Frameworks (PyTorch’s autocast, JAX’s jax.numpy.bfloat16) handle most of this automatically; you just enable mixed precision and they cast operations as appropriate.

The memory story

For a 7B model in BF16:

Model weights: 14 GB
Gradients: 14 GB
Adam state (m, v in FP32): 56 GB
Activations: variable, but often largest
Total: ~84 GB plus activations, fits on a single H100 (80GB) only with careful activation management.

For a 70B model: 10× everything → no single GPU. Need FSDP / ZeRO-3 to shard.

The Adam optimizer state in FP32 (m and v) is the dominant memory consumer for moderately-sized models in mixed precision. ZeRO Stage 1 shards optimizer state across data-parallel ranks; this is often the biggest single memory win.

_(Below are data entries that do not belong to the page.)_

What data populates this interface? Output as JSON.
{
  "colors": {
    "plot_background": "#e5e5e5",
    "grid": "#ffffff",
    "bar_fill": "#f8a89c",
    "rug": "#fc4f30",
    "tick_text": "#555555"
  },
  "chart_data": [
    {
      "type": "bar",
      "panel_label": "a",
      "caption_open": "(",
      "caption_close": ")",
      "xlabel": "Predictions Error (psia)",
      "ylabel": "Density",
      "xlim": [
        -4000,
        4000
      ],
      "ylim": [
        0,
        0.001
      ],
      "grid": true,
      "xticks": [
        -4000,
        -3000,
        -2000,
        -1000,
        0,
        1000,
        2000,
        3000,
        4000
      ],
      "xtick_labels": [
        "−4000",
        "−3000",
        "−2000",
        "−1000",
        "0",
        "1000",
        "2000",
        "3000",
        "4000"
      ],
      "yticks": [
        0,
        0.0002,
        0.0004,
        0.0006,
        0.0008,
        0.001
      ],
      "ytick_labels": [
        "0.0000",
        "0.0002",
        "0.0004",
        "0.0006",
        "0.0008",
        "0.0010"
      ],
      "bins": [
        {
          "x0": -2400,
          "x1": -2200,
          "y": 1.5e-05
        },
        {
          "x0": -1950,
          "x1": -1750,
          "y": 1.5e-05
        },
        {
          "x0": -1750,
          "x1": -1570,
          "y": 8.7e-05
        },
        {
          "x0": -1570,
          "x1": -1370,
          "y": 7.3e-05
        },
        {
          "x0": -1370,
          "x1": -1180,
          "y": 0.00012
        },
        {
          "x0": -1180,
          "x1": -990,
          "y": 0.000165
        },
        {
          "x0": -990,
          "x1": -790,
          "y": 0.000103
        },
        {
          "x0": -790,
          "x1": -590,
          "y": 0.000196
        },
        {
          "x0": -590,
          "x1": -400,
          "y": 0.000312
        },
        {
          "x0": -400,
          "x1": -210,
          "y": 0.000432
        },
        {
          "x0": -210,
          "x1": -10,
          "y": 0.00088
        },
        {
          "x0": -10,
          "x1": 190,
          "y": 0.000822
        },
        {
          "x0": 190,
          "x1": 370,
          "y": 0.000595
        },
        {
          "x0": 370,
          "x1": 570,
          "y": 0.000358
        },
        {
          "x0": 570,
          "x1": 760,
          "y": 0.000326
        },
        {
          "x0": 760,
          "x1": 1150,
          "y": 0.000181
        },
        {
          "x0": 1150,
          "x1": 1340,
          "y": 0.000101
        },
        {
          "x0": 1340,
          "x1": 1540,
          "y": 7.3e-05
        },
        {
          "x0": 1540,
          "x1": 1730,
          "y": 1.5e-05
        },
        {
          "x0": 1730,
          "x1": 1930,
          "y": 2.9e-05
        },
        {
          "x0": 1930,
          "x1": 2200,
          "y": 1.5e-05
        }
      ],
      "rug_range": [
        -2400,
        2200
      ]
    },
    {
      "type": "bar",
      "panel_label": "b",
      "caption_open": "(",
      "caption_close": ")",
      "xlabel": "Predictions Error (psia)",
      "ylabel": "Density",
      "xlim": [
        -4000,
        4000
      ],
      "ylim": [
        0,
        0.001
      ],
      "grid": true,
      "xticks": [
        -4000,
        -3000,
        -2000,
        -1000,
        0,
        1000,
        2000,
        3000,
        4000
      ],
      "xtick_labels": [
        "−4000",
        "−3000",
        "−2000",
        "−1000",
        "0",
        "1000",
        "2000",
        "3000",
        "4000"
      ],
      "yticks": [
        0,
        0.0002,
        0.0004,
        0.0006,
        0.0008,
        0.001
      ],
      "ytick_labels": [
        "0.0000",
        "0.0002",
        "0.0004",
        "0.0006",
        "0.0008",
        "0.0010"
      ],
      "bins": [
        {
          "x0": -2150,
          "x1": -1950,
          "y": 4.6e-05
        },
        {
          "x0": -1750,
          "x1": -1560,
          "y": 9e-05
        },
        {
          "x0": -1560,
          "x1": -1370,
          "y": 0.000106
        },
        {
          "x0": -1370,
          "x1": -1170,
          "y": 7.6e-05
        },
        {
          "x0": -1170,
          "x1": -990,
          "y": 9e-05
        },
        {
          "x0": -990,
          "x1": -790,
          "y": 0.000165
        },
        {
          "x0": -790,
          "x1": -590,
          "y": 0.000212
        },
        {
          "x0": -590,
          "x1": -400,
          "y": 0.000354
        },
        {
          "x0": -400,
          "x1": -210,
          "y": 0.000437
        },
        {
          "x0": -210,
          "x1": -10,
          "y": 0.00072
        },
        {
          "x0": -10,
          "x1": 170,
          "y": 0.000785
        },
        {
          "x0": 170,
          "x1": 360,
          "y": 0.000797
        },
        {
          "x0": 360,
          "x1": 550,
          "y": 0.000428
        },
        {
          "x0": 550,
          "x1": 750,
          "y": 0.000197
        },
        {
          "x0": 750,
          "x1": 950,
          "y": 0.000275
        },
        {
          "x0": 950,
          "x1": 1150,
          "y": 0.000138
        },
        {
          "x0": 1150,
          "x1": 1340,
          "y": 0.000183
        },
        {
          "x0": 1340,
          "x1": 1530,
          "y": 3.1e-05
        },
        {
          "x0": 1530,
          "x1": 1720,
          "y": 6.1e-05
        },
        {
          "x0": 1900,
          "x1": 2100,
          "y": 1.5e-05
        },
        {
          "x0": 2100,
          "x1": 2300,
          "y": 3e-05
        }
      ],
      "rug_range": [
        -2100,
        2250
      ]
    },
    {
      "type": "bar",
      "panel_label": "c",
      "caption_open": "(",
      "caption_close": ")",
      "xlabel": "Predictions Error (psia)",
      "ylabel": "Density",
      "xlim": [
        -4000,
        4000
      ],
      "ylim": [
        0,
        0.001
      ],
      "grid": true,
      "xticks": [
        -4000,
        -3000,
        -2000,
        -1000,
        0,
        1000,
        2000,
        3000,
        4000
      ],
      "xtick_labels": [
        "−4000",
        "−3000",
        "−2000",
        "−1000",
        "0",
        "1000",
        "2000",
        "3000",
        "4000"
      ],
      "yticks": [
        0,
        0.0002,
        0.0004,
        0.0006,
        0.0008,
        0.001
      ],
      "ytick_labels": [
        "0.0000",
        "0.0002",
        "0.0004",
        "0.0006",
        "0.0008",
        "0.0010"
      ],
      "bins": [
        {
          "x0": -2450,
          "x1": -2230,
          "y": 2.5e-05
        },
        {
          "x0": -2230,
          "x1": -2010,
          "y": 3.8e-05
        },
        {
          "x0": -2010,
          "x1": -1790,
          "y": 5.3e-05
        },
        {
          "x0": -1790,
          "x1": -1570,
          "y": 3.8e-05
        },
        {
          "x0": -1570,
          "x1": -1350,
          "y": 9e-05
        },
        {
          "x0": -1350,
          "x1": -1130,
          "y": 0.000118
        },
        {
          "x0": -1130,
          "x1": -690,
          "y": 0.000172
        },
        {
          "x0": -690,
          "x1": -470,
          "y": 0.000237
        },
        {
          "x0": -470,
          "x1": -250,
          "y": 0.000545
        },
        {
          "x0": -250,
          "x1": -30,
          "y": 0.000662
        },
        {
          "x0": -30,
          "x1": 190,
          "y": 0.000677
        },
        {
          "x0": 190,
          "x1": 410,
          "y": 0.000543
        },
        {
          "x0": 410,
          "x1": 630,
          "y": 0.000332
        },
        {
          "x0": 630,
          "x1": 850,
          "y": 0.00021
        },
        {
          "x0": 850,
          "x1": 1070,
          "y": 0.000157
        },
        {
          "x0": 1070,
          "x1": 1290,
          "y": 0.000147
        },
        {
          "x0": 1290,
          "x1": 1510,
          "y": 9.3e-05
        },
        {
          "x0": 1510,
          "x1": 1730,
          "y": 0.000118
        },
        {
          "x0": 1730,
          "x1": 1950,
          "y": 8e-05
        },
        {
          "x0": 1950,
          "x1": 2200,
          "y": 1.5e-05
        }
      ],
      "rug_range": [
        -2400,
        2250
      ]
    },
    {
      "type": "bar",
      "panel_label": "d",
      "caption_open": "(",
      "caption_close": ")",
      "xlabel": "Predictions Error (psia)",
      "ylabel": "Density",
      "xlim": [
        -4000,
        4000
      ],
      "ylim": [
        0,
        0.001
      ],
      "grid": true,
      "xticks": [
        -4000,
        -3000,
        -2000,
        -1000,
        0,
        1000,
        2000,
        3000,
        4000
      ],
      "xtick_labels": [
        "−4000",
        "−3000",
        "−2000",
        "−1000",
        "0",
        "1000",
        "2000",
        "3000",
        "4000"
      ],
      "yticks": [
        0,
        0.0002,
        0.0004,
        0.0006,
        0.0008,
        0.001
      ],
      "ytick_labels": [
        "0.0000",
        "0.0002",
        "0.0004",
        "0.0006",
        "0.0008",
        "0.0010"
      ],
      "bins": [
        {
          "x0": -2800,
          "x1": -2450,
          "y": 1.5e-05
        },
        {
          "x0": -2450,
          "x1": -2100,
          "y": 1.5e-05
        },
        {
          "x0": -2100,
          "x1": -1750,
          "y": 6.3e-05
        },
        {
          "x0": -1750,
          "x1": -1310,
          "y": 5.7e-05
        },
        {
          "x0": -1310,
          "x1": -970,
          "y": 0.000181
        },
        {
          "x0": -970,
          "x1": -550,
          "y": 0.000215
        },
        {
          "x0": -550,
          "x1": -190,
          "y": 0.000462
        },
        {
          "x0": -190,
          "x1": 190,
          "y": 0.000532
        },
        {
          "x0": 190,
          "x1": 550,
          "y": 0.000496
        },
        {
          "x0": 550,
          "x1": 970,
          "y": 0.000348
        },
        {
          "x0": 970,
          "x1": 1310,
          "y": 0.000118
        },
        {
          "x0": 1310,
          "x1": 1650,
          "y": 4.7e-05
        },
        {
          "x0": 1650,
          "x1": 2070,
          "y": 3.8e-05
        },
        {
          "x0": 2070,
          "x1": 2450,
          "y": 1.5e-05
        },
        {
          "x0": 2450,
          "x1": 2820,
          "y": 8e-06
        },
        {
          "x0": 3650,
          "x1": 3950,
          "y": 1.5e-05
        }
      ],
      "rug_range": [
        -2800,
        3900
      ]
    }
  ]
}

What an interviewer expects you to say

If asked about mixed precision:

Distinguish FP16 vs BF16 by exponent/mantissa.
State that BF16 is preferred when available (no loss scaling needed).
Explain the loss-scaling recipe for FP16.
Mention the FP32 master copy + per-tensor casting.
Mention which operations stay in FP32 (LayerNorm, softmax, loss).
Bonus: mention FP8 for H100-era training; mention optimizer state memory dominance.

Common confusions

“FP16 is faster than BF16.” No, they have the same throughput on tensor cores. BF16 is preferred because it doesn’t need loss scaling.
“Mixed precision halves my model size.” It halves activation size and gradient size, but the optimizer state is still FP32 (3x the model size for Adam). Total memory savings are smaller than naive 2x.
“BF16 is always strictly better than FP16.” Worse precision can occasionally bite (e.g., BF16 loses precision on values near 0 that FP16 retains). For most transformer training, BF16 wins.
“Quantization” and “mixed precision” are the same.” Different. Mixed precision is for training. Post-training quantization (INT8, INT4) is for inference and changes the actual stored data type, not just the compute precision.